Léia Viana 26/05/2011
Único, complexo e atual ao descrever uma sociedade alienada e mecanicista.
Foi difícil classificar esta obra de Huxley, a principio, fiquei com dificuldade em encontrar o enredo da história, conforme a leitura avançava fui descobrindo que “Contraponto” não tem uma trama específica, e sim, uma análise nas diferentes personalidades humanas expostas nos personagens construídos por Huxley.
E é isso que faz todo o diferencial nesta obra, os contrastes de personalidade entre um personagem e outro, Huxley os deixa nus para que possamos analisá-los por nós mesmos.
Torna-se complicado seguir adiante com a leitura sem parar, pelo menos por um breve momento, para refletir nos detalhes que os separam e que os tornam tão humanos e tão próximos de nós, a riqueza e pobreza; a beleza e a feiúra; a inteligência e a falta dela, são características cruciais para a riqueza dos diálogos travados entre os personagens, que se revelam e nos permitem julgá-los e nos compararmos a eles.
Huxley me dá a impressão de que também está analisando seus próprios personagens.
“- É jovem ainda. Foi assim que Spandrell comentou a noite. – Jovem e um pouco insípida. As noites são como seres humanos: só começam a interessar depois que ficam adultas. Lá pela meia-noite elas atingem a puberdade. Um pouco depois da uma hora chegam à maioridade. A sua plenitude está entre duas e duas e meia. Uma hora mais tarde elas vão ficando cada vez mais desesperadas como essas mulheres devoradoras de homens e esses homens maduros em declínio que andam por aí a saltitar num pé só mais violentamente do que nunca, na esperança de convencerem a si mesmos de que não são velhos. Depois das quatro horas, as noites entram em plena decomposição. E a sua morte é horrível. Verdadeiramente horrível, ao nascer do sol, quando as garrafas estão vazias, as pessoas têm um aspecto de cadáveres e o desejo se desfaz em desgosto. Tenho um fraco pelas cenas de leito de morte, confesso – acescetou Spandrell.”

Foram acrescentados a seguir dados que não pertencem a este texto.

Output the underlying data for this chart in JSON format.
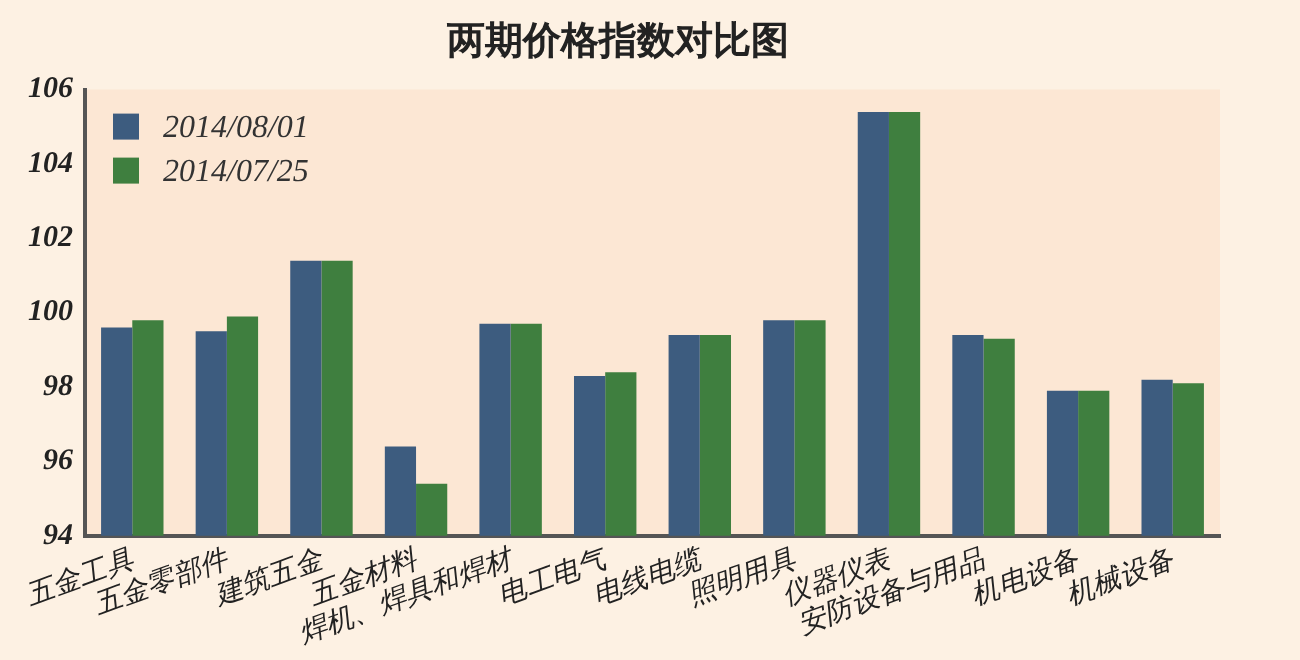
{
  "chart_data": {
    "type": "bar",
    "title": "两期价格指数对比图",
    "categories": [
      "五金工具",
      "五金零部件",
      "建筑五金",
      "五金材料",
      "焊机、焊具和焊材",
      "电工电气",
      "电线电缆",
      "照明用具",
      "仪器仪表",
      "安防设备与用品",
      "机电设备",
      "机械设备"
    ],
    "series": [
      {
        "name": "2014/08/01",
        "color": "#3d5c7f",
        "values": [
          99.6,
          99.5,
          101.4,
          96.4,
          99.7,
          98.3,
          99.4,
          99.8,
          105.4,
          99.4,
          97.9,
          98.2
        ]
      },
      {
        "name": "2014/07/25",
        "color": "#3f7f3f",
        "values": [
          99.8,
          99.9,
          101.4,
          95.4,
          99.7,
          98.4,
          99.4,
          99.8,
          105.4,
          99.3,
          97.9,
          98.1
        ]
      }
    ],
    "ylim": [
      94,
      106
    ],
    "yticks": [
      94,
      96,
      98,
      100,
      102,
      104,
      106
    ],
    "grid": false,
    "legend": "top left"
  }
}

Huxley está para mim quase como Lispector, a minha escritora favorita. Seus textos conseguem transmitir uma certa suavidade, mesmo sendo densos em alguns momentos, nos arranca da mesmice de sempre bagunçando nossos sentimentos... é quase perturbador.
Creio que seja impossível ler “Contraponto” apenas uma única vez. Huxley construíu uma história que necessita ser relida por causa de tanta coisa, mas destaco uma em especial: os valores e a falta deles na sociedade passada e atual. Sim. Fora o vocabulário sofisticado e culto, “Contraponto” é atual e perceptível aos nossos olhos, faz parte do nosso cotidiano encontrar esses personagens ‘vestidos’ de pessoas a nossa volta.
O título escolhido pelo autor não poderia ser outro. Contraponto, nos dicionários, refere-se a: “1. Arte de compor música para ser executada por vários instrumentos ou vozes.2. A música assim composta. 3. Harmonia de vozes ou instrumentos.”
Seus personagens são assim, complexos, parecem ‘valsar’ quando conversam. Arrisco-me a compará-los as engrenagens das máquinas que se intercalam e se fundem por um breve momento, apenas para cumprirem a sua função, assim como muitas pessoas o fazem dentro da sociedade.
Contraponto é único, mas não é uma leitura de fácil aceitação.